Biden is mopping up among older voters, with 53 percent of those 65 and older backing the former vice president, compared to only 9 percent for Sanders. Biden also leads Sanders 36 percent to 19 percent among those between the ages of 50 and 64.

Sanders does better with younger voters, leading Biden 27 to 20 among those under the age of 50.

Fifty-eight percent of likely Democratic primary voters in New Hampshire describe themselves as moderates or conservatives, and Biden leads Sanders 45 percent to 10 percent among this group.

Sanders leads Biden 29 percent to 23 percent among self-described liberals.

Biden has sought to highlight his time as vice president under former President Obama, and the Monmouth poll provides evidence that could help him win over New Hampshire Democrats.

Thirty-four percent said nominating someone who will build on Obama’s legacy is very important to them, while 38 percent said it is somewhat important. Just 21 percent said it is not important at all.

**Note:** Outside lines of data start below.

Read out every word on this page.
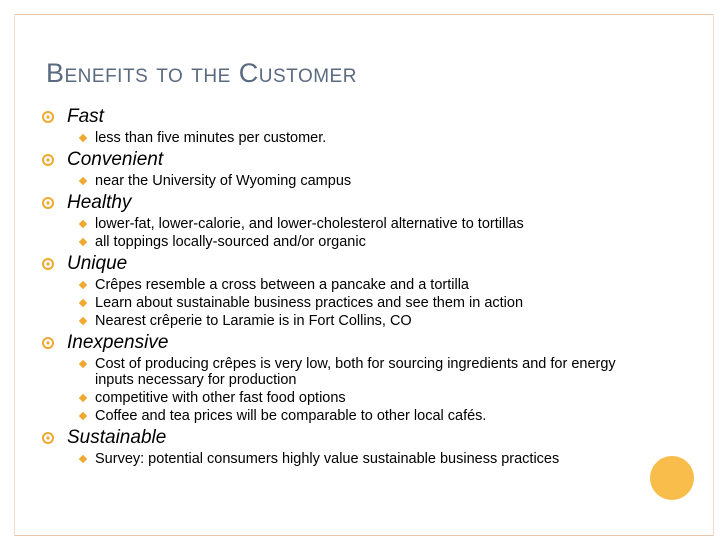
Benefits to the Customer
Fast
less than five minutes per customer.
Convenient
near the University of Wyoming campus
Healthy
lower-fat, lower-calorie, and lower-cholesterol alternative to tortillas
all toppings locally-sourced and/or organic
Unique
Crêpes resemble a cross between a pancake and a tortilla
Learn about sustainable business practices and see them in action
Nearest crêperie to Laramie is in Fort Collins, CO
Inexpensive
Cost of producing crêpes is very low, both for sourcing ingredients and for energy inputs necessary for production
competitive with other fast food options
Coffee and tea prices will be comparable to other local cafés.
Sustainable
Survey: potential consumers highly value sustainable business practices
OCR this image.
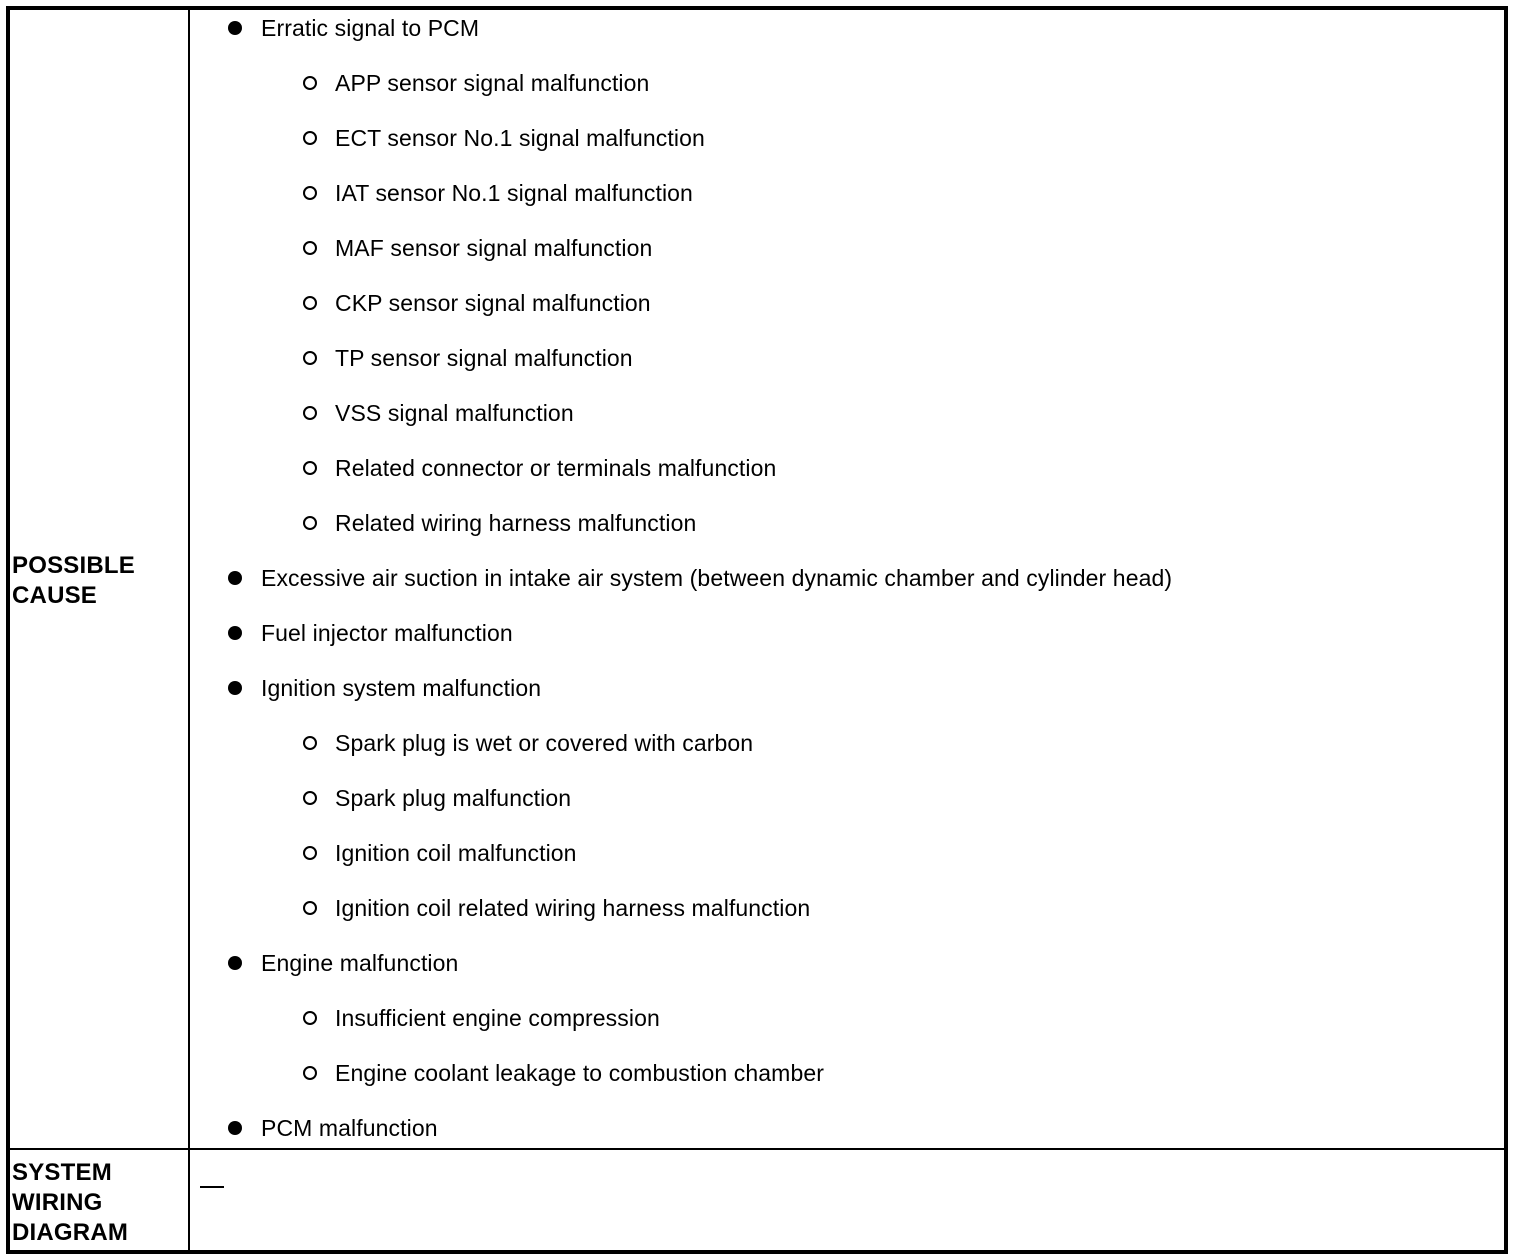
POSSIBLE
CAUSE
SYSTEM
WIRING
DIAGRAM
Erratic signal to PCM
APP sensor signal malfunction
ECT sensor No.1 signal malfunction
IAT sensor No.1 signal malfunction
MAF sensor signal malfunction
CKP sensor signal malfunction
TP sensor signal malfunction
VSS signal malfunction
Related connector or terminals malfunction
Related wiring harness malfunction
Excessive air suction in intake air system (between dynamic chamber and cylinder head)
Fuel injector malfunction
Ignition system malfunction
Spark plug is wet or covered with carbon
Spark plug malfunction
Ignition coil malfunction
Ignition coil related wiring harness malfunction
Engine malfunction
Insufficient engine compression
Engine coolant leakage to combustion chamber
PCM malfunction
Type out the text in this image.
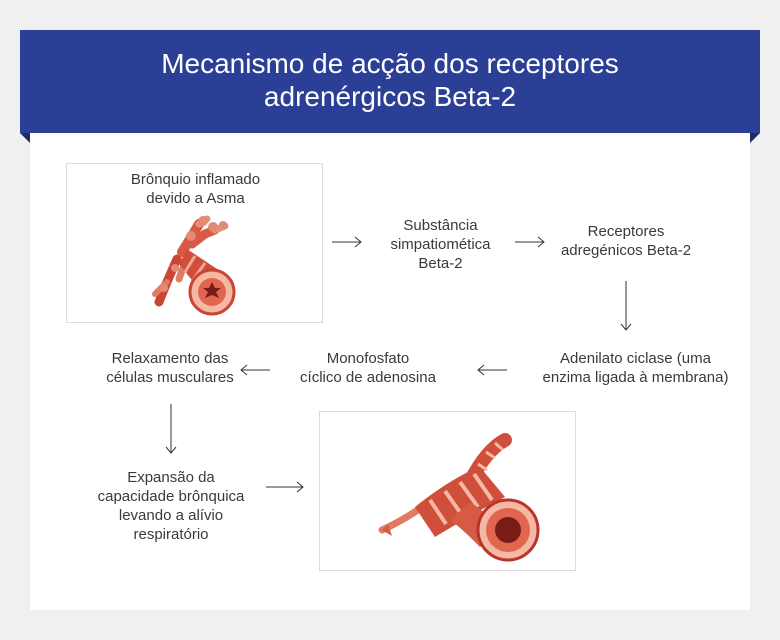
Mecanismo de acção dos receptores
adrenérgicos Beta-2
Brônquio inflamado
devido a Asma
Substância
simpatiomética
Beta-2
Receptores
adregénicos Beta-2
Adenilato ciclase (uma
enzima ligada à membrana)
Monofosfato
cíclico de adenosina
Relaxamento das
células musculares
Expansão da
capacidade brônquica
levando a alívio
respiratório
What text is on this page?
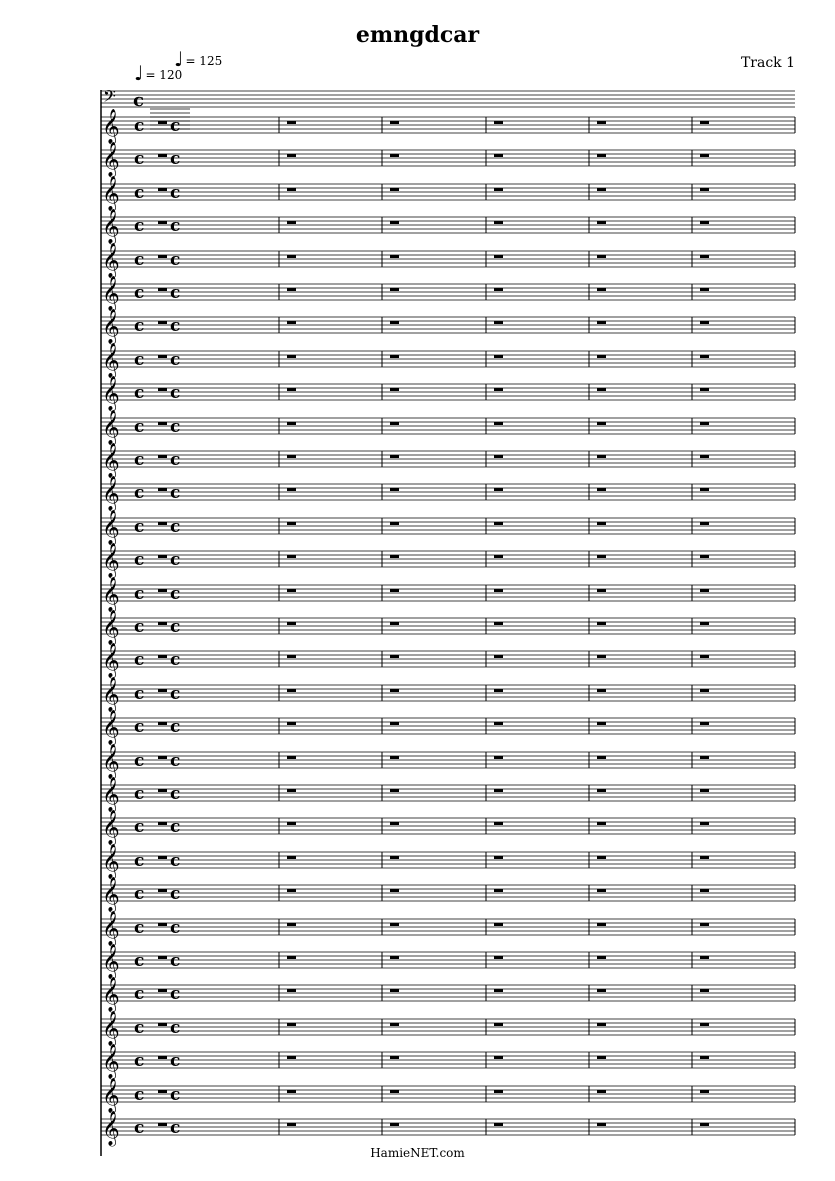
emngdcar
Track 1
♩ = 120
♩ = 125
𝄢 c
𝄞 c c
𝄞 c c
𝄞 c c
𝄞 c c
𝄞 c c
𝄞 c c
𝄞 c c
𝄞 c c
𝄞 c c
𝄞 c c
𝄞 c c
𝄞 c c
𝄞 c c
𝄞 c c
𝄞 c c
𝄞 c c
𝄞 c c
𝄞 c c
𝄞 c c
𝄞 c c
𝄞 c c
𝄞 c c
𝄞 c c
𝄞 c c
𝄞 c c
𝄞 c c
𝄞 c c
𝄞 c c
𝄞 c c
𝄞 c c
𝄞 c c
HamieNET.com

The poll also suggests Democrats are focused on picking the candidate who can defeat Trump. Sixty-eight percent of voters said they want to nominate someone who can beat Trump, even if they disagree with the candidate on the issues.

The Monmouth University survey of 376 likely Democratic primary voters in New Hampshire was conducted from May 2 to May 7 and has a 5.1 percentage point margin of error.